Dodger by Terry Pratchett was a 2013 Printz Honor Book about a guttersnipe living in Victorian-Era London. He makes a living my being a “tosher” – someone who walks through the sewers of London picking up anything of value that has washed down the drains. One night he emerges from the sewer to see a young girl trying to escape from two thugs, and he rescues her. Now Dodger is on a mission. He is going to make sure she’s safe from whoever is after her. That determination brings him into contact with “peelers” (police), journalists (most notably Charles Dickens who I liked much more in this book than by anything I’ve ever read BY him), Sweeney Todd (the murderous barber), and Queen Victoria.

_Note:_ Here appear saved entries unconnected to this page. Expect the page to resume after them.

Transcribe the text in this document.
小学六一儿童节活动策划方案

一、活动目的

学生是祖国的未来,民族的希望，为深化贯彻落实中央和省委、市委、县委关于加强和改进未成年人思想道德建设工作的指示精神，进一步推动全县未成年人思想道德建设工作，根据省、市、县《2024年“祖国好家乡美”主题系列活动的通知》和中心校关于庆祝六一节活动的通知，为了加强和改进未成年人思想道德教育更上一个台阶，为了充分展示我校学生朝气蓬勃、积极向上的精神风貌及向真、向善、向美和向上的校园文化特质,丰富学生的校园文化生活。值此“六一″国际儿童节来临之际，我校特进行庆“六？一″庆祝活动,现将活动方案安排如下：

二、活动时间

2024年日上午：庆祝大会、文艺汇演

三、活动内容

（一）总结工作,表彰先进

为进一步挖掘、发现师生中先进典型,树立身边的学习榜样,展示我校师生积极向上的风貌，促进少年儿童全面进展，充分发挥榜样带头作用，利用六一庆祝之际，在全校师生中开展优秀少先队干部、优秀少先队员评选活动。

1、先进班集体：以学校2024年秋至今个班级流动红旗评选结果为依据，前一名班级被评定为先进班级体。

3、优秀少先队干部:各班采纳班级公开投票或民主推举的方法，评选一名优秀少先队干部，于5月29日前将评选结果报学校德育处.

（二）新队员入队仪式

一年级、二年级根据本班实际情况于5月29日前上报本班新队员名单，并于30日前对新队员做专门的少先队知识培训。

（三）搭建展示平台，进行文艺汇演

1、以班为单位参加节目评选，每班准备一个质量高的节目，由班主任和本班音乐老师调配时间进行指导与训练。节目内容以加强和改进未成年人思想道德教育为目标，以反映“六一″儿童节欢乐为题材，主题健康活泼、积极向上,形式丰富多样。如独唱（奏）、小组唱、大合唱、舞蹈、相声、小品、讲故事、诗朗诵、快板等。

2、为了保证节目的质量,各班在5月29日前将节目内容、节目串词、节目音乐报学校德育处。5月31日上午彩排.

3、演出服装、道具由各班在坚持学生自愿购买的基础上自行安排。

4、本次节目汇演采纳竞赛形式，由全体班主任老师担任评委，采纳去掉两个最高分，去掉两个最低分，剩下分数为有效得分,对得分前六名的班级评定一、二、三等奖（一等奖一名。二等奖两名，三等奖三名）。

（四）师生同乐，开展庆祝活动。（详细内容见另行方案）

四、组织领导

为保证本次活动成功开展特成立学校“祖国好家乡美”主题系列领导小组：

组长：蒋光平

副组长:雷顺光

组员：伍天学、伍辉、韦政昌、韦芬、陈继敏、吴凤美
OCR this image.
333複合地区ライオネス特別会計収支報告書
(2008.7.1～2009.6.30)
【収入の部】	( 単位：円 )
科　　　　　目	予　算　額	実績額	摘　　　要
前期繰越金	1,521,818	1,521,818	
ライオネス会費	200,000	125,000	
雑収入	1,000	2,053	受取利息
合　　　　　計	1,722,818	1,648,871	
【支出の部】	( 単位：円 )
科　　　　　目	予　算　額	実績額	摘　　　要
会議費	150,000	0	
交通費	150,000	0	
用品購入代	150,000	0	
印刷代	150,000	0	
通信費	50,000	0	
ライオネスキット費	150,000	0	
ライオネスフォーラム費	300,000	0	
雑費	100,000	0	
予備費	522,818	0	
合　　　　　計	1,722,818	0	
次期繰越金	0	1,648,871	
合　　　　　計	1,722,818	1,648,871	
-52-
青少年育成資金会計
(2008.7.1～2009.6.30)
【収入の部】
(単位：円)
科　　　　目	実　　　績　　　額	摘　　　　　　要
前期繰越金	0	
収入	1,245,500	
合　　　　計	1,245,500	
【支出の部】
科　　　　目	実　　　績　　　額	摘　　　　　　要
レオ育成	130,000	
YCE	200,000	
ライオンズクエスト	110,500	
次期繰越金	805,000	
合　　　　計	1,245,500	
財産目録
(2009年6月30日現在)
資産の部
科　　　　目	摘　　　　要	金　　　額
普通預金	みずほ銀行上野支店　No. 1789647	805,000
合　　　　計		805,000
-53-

This is one of my favorite books of this challenge. Once I put it down I wished I could immediately pick up another adventure with good old Dodger at the helm. He’s charismatic, honorable (despite his best intentions), people smart, and full of adventure. I had seen this book mentioned by librarians all over the country as a favorite. I just hadn’t been motivated to pick it up to read for myself until this challenge. I waited too long. This is one exceptional read.
What do you think – if the underbelly of London society had a yearbook, what would they write about good ole Dodger?
Struts and Frets by Jon Skovron – Meet Sammy, a musician with three things on his mind 1) Competing in Battle of the Bands, 2) how to maintain a friendship with his best friend and date her at the same time and 3) Is the grandpa he knows and loves gone for good. In this quick read you’ll find the answers to all those questions. Struts and Frets made it into the top ten of the 2013 Popular Paperbacks for Young Adults list.
I enjoyed reading a story about normal teenaged guys who also happen to have a passion for music. It was a fun read that didn’t get too serious . . . until something happens to Sammy’s mom near the end of the book. That was a shocker. If you’re looking for a summer read where you don’t have to think hard, but the book has a bit of substance without a preachy overtone, then Struts and Frets may be for you.
Where’d You Go Bernadette was an Alex Award winner. The entire book is about Bernadette, a cheeky, easily annoyed, agoraphobic, artistic, volatile mother who goes missing. Yet the book is mostly written by her daughter Bee, who compiles e-mails, letters, articles, memos, and other documents to get a picture of what was going on with her mother before her disappearance.
This description may sound a little zany, but believe me this book is all over the map and is well worth the journey. I literally laughed out loud and had to read portions to innocent bystanders. It was a real treat to read something funny after some of the downers I’ve read for this challenge (I’m looking at you Girlchild). Bernadette happens to have a feud going on with her neighbor that becomes a major plot point. She communicates with her virtual assistant living in India so she can arrange Bernadette’s life and fight her battles for her, something which also contributes to Bernadette’s disappearance. Also, this post wouldn’t be complete without my mentioning that the author has a seeming genius picking out names for her characters. There’s a long waiting list for this book, but it is worth the wait for such a quirky entertaining read.
What do you think, what is the most interesting character name you’ve ever run across in a book?